Soon other national chains may follow suit and that’s a good thing. Even though most Americans may not count calories, or even know how many they need, this is an important step to help us become aware of what we’re eating. Most Americans are overweight or obese and that extra body fatness means higher risk for many cancers and other chronic diseases like diabetes and heart disease.

Calorie posting doesn’t suddenly make fast food any more healthful, but when you’re able to compare calories you can at least make a more informed choice when trying to lose or maintain weight. It’s a good start, although what you won’t know from the menu board is how much nutritional value you’re getting – for example, are there any vitamins, or fiber? Or is there too much sodium?

In some cases, it’s common sense – the plain apples are a good choice.
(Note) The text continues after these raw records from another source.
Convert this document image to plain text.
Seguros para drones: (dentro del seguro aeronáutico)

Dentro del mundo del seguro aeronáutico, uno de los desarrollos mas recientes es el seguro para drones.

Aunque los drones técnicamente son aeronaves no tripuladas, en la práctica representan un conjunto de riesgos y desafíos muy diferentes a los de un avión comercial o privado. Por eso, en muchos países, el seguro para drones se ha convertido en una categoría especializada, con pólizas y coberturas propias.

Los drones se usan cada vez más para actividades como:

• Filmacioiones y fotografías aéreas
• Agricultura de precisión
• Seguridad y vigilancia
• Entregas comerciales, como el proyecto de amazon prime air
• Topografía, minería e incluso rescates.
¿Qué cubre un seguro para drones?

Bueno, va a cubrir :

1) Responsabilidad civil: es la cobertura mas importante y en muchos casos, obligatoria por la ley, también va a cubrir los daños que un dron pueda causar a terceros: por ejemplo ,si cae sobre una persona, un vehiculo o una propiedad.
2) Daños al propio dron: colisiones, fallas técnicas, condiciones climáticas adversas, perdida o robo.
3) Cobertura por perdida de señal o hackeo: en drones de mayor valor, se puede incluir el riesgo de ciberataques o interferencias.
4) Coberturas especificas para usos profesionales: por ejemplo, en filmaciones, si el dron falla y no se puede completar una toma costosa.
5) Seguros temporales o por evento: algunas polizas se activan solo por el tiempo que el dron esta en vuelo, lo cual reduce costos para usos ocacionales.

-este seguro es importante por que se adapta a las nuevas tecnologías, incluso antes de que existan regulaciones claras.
But I know from years of helping clients navigate menu choices, that often foods that seem like they are healthy can pack a lot of calories, fat and sodium.

So, I’ve taken a look at their menu and full nutrition info to select my top picks with the following criteria: fewer than 400 calories, sodium under 600 mg and good source (10% of the daily value) of at least one nutrient, indicated in parantheses. Keep in mind that these are the best choices at McDonald’s, but the best choice overall is to eat fast food rarely – a few times a month at most.

Best Sandwich

  • Hamburger (less than 2 oz. meat): 250 calories, 12 g protein, 490 sodium (iron, calcium) Note: AICR recommends limiting red meat to less than 18 oz. cooked per week for preventing colorectal cancer.

Best Salads

  • Premium Caesar Salad: 90 cal, 7 g protein, 180 mg sodium, 4 g fiber (fiber, vit A, C and calcium)
  • Premium Caesar Salad with grilled chicken: 190 cal, 27 g protein, 580 mg sodium, 4 g fiber (fiber, vitamins A, C and calcium)
  • Side salad: 20 cal, 0 g fat, 10 mg sodium (vit A, C)

Note: dressings add about 100 more calories and up the sodium by several hundred milligrams, so go light on those.

Best Breakfast

  • Blueberry Banana Nut Oatmeal: 290 cal, 6 g protein, 180 sodium, 5 g fiber (fiber, vit C, iron)
  • Fruit & Maple Oatmeal no brown sugar: 260 cal, 5 g protein, 115 mg sodium, 5 g fiber (w/brown sugar:  290 cal, 160 mg sodium) (fiber, vit C, iron, calcium)

Best snacks & desserts

  • Apple Slices: 15 cal, 0 g protein, 0 sodium (vit C)
  • Fruit and walnuts: 210 cal, 4 g protein, 60 mg sodium (vit C)
  • Fruit ‘n yogurt parfait: 150 calories, 4 g protein, 70 mg sodium (vit C, calcium)
  • Kiddie cone: 45 cal, 1 g pro, 20 mg sodium (no significant nutrients, but very low calories for a dessert, with some calcium)
  • Smoothies – 210-220 cal, 2 g protein, 35 mg sodium (vit C)

Best Beverage Choices (criteria – no calories or no added sugar)

  • Coffee: 0 cal
  • Iced tea (not sweetened): 0 cal
  • 1% Lowfat Milk Jug: 100 calories, 8 g protein, 125 mg sodium (vit A, calcium)
  • Small orange juice: 150 calories, 2 g protein, 0 g sodium (vit C)
  • Apple juice box: 100 calories, 0 g protein, 15 g sodium (vit C, calcium)
  • Water (yes, plain delicious water)

How do you put together the best choices for a fast food meal?